Ein Gartenfreund kennt den typischen, etwas unangenehmen Geruch, wenn er Karbidpräparate zur sanften Vertreibung von Wühlmäusen und Maulwürfen in seinem Garten einsetzt. Weniger bekannt dürfte sein, das bis in die 1950er Jahre Karbid in Verbindung mit Wasser als Brennmittel für Fahrzeuglampen an Fahrrädern, Motorfahrzeugen und bei der Eisenbahn sowie sehr verbreitet zum autogenen Schweißen verwendet wurde.

Aus den verschiedenen im Spieker befindlichen Exponaten zu diesem Thema hat der Geschichts- und Heimatverein eine Karbidfahrradlampe ausgewählt, die vermutlich um 1935 herum dem Fahrradfahrer ein Fahren bei Dunkelheit ermöglichte. Karbid wird aus Kohle und Kalk unter Sauerstoffabschluss gebrannt. In Verbindung mit Wasser entsteht das brennbare Acetylengas. Erfunden wurde diese Technologie 1862 von dem Frankfurter Chemiker Friederich Wöhler. Karbidlampen sind somit Gaslampen mit eingebautem Gasentwickler. An der im Reflektorgehäuse mit Scheinwerferspiegel befindlichen Brennerdüse musste die Licht liefernde Flamme mit Streichholz oder Ähnlichem entzündet werden.

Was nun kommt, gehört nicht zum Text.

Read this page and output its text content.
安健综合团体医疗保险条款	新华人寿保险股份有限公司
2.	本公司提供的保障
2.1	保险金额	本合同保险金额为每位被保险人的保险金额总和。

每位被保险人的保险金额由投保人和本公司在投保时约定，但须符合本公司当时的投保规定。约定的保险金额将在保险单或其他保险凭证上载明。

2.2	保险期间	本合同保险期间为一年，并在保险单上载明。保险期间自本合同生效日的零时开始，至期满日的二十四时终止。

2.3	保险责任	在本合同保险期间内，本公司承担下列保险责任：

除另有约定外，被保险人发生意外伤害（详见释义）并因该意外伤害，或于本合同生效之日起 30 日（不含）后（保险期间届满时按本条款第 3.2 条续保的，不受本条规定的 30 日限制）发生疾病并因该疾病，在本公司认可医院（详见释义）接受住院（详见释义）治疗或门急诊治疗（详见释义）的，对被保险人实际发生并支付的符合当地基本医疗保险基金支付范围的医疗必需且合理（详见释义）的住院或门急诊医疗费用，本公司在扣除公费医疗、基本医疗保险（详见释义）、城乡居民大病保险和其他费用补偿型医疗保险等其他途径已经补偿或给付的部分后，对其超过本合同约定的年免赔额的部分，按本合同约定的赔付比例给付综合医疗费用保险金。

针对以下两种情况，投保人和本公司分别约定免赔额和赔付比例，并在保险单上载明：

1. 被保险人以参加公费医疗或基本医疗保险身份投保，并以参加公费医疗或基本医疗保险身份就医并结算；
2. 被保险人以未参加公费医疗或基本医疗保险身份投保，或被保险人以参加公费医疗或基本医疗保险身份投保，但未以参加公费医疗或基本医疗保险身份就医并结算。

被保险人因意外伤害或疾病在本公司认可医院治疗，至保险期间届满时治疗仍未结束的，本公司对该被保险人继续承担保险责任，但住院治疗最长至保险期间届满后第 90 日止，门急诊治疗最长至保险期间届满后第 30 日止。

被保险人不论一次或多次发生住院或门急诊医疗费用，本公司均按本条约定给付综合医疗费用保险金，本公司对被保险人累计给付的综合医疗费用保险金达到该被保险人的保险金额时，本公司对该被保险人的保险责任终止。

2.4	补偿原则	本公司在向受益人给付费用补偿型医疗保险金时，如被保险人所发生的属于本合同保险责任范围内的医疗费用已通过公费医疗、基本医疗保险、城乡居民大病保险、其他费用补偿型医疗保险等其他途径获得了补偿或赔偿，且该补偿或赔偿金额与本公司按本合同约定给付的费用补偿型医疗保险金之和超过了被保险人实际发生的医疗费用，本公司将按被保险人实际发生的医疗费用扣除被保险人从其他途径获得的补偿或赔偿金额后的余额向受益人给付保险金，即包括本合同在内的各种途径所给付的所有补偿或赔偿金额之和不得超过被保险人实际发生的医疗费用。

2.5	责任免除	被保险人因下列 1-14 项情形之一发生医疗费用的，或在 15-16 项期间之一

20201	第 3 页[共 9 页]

Die im Bild gezeigte Lampe ist mit einer Federaufhängung versehen, die den Lampenkörper von harten Stößen entkoppelt. Die Brennerdüse mündet in den Gasraum, der sich abgedichtet zwischen dem oberen Wasserbehälter und dem unteren Karbidspeicher befindet. Über einen Wasserzuflussregler oberhalb des Wasserbehälters wurde die Wasserzugabe in den Karbidspeicher dosiert und so die Helligkeit der Lampe in Grenzen beeinflusst.

In der hier gezeigten Karbidlampe ist bezeichnenderweise auf der Oberseite der Name “Radsonne” eingraviert.